UCSF

The availability of full genome sequences for many organisms has greatly increased the reach of bioinformatics. In my research, I have used a variety of techniques to leverage the information carried in mouse, human, and viral genomes to address a diverse set of challenges.

One challenge was to devise a set of sequences to detect various strains of Human Papillomavirus (HPV). Chapter I describes the method by which I designed probe sequences common to multiple genomes to efficiently isolate HPV DNA from human tissue samples and probe sequences unique to each HPV genome to differentiate between viral strains for the purpose of diagnosing infections.

Chapter II depicts my role in developing the prototype International Gene Trap Consortium web resource, which presents information about embryonic stem cell lines carrying single gene knockouts to the public. Much of this work involved the creation of a new web site and a multi-path process for identification of gene trap sequence tags. Chapter III describes work that developed out of the transition from an mRNA transcript-based sequence tag annotation method to a process that combines transcript matching with localization to the mouse genome. To understand better the localization of gene trap sequence tags to the mouse genome, I compared stand-alone versions of the common genome alignment programs BLAT, SSAHA, and MegaBLAST.

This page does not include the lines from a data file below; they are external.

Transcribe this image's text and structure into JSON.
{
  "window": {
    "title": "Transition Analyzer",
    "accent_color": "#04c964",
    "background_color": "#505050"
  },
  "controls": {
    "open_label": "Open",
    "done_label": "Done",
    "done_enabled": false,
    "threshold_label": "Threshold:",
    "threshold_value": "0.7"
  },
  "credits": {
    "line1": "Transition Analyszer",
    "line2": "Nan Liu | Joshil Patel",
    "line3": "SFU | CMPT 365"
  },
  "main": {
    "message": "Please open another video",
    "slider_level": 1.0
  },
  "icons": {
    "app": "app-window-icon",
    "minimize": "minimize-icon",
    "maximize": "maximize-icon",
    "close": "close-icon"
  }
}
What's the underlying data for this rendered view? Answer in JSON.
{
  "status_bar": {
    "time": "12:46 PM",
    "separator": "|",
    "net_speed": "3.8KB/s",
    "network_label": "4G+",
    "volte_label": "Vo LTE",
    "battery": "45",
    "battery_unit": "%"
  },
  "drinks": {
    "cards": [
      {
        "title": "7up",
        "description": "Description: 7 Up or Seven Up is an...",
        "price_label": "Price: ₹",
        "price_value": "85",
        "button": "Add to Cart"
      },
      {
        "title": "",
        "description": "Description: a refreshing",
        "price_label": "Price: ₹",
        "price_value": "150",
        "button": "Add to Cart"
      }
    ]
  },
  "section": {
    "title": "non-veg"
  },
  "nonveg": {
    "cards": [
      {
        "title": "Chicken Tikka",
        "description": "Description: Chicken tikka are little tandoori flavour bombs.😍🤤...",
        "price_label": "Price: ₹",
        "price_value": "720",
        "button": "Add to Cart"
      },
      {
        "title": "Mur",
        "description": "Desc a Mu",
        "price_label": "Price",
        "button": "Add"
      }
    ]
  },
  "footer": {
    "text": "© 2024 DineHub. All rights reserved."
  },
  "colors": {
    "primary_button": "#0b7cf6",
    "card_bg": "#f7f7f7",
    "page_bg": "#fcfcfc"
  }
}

Chapter IV details a method to detect splice variation in different tissues. I developed a process to combine information about splice variants gained by aligning expressed-sequence tags (ESTs) with full-length gene transcripts with microarray analysis to detect splice variants in high-throughput expression data. This method utilized data from pre-existing microarray expression experiments, and so had the potential for large-scale academic and industry use.